Mutlaka Atatürk’ün sözleri tesir etti. Ayrıca çok partili demokrasi hayatına geçmezsek sağlıklı bir kalkınmanın olmayacağına inanmıştım. Bir de Halk Partisi içinde bulanan bir grubun içinde bana karşı takındığı tavırlar rol oynadı. Atatürk’ün vefatından sonra ben Genelkurmay Başkanı Fevzi Paşa ve diğer komutanlarla istişare ettim. Bakanlar Kurulu’nda da konuştuk. İsmet Paşa’nın cumhurbaşkanı olmasına karar verildi. Ben bu konuda müstenkif (çekimser) kaldım. İsmet Paşa Reisicumhur olduktan sonra bana “Başvekaleti bırakmayınız birlikte çalışalım” dedi.
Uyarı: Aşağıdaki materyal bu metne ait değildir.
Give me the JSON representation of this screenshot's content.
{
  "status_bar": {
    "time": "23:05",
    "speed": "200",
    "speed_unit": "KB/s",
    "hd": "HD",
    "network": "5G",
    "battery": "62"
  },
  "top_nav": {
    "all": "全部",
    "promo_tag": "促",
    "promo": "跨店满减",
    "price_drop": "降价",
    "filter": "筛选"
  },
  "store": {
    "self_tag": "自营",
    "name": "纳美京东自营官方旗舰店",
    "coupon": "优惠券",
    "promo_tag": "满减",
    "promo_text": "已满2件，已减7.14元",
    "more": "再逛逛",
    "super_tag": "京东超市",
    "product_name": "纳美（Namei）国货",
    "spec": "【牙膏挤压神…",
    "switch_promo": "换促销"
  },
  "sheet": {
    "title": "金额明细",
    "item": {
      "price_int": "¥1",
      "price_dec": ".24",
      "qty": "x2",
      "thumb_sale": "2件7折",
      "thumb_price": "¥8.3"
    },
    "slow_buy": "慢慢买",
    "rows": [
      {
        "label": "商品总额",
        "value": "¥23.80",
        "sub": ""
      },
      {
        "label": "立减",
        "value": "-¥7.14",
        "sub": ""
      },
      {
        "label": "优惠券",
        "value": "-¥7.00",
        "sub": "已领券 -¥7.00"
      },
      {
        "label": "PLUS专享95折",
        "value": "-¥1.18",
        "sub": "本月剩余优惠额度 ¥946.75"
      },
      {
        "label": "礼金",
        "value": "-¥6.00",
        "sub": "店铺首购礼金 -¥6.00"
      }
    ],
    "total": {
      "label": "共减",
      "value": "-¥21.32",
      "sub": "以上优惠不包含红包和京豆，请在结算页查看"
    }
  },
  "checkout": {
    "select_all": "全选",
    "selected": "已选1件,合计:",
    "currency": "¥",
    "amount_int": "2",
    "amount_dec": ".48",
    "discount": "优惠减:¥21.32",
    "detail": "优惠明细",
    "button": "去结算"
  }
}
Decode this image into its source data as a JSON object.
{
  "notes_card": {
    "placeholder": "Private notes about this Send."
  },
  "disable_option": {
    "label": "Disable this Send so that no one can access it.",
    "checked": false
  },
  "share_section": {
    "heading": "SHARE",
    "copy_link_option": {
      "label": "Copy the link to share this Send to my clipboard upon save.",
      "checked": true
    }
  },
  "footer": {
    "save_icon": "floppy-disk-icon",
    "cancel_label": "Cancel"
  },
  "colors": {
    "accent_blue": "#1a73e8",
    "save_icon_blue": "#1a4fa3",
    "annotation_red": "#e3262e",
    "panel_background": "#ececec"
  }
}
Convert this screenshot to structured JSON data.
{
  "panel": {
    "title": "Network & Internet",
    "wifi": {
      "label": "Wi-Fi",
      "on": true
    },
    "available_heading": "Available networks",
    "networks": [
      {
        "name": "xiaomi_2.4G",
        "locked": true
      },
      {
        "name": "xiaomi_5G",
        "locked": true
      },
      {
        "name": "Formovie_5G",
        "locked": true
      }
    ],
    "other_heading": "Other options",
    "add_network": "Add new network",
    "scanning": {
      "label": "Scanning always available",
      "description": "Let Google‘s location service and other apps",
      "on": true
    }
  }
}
Kabul ettim. Ama çok geçmeden bazı müfrit Halk Partisi ileri gelenleri aleyhimde tavır almaya başladı. İsmet Paşa’nın da bu grubun tesiri altında kaldığını görünce istifa ettim. Demokrat Parti’yi kurduk. Ben aslında ayrılmak niyetinde değildim. İyi yönetilmiyor diye bazı arkadaşlarım istifa etti. İstifaya kızan Halk Partililer de onları kovdu. Bu doğru değil dediğim için de beni de kovdular. Hem de mebusluğumu düşürdüler. İsmet Paşa korkuyordu çünkü Milli Şeflik rejiminden demokrasiye doğru gidiliyordu. Toplandılar benim istifamı kabul ettiler. Ben de arkadaşlarımla “Dörtlü Takrir”i vererek DP’yi kurduk.
* İsmet Paşa’nın tepkisi ne oldu?
Bize düşman oldu. DP kuruluşunu kendi şahsına karşı yapılmış bir hareket olarak görüyordu. O vakit kendini Milli Şef olarak ilan etmişti. Bizim partiyi Milli Şefliği’ne karşı çıkma gibi gördü. Bu arada harbe girme girmeme tartışılıyordu. Ben ülkenin savaşa girmesini istemiyordum. Ayrıca İsmet Paşa ve Halk Partisi bizim bütün vatan sathında teşkilatlanmamızı istemiyordu. Bana demişti ki “Şark vilayetlerinde teşkilat yapmayalım. Bu bölge insanları sorun çıkartıcı tipler.” Şaşırıp kalmıştım. “Paşam o insanlara sahip çıkmazsak bölgeyi nasıl kalkındırız” dedim. Bize engel çıkardılar. 63 ilin 49’unda seçime girdik biz ama. Halkın bize büyük teveccühü vardı. Seçimi kazanacağımızı biliyordum. Ama sonuçlar açıklanınca parti teşkilatı büyük infial gösterdi. 66 milletvekili çıkarmıştık. Seçimde hile yapılmıştı. Aldığımız oyların çoğunu yok etmişlerdi. Ama bu aksaklığa rağmen çok partili sistem başlamıştı.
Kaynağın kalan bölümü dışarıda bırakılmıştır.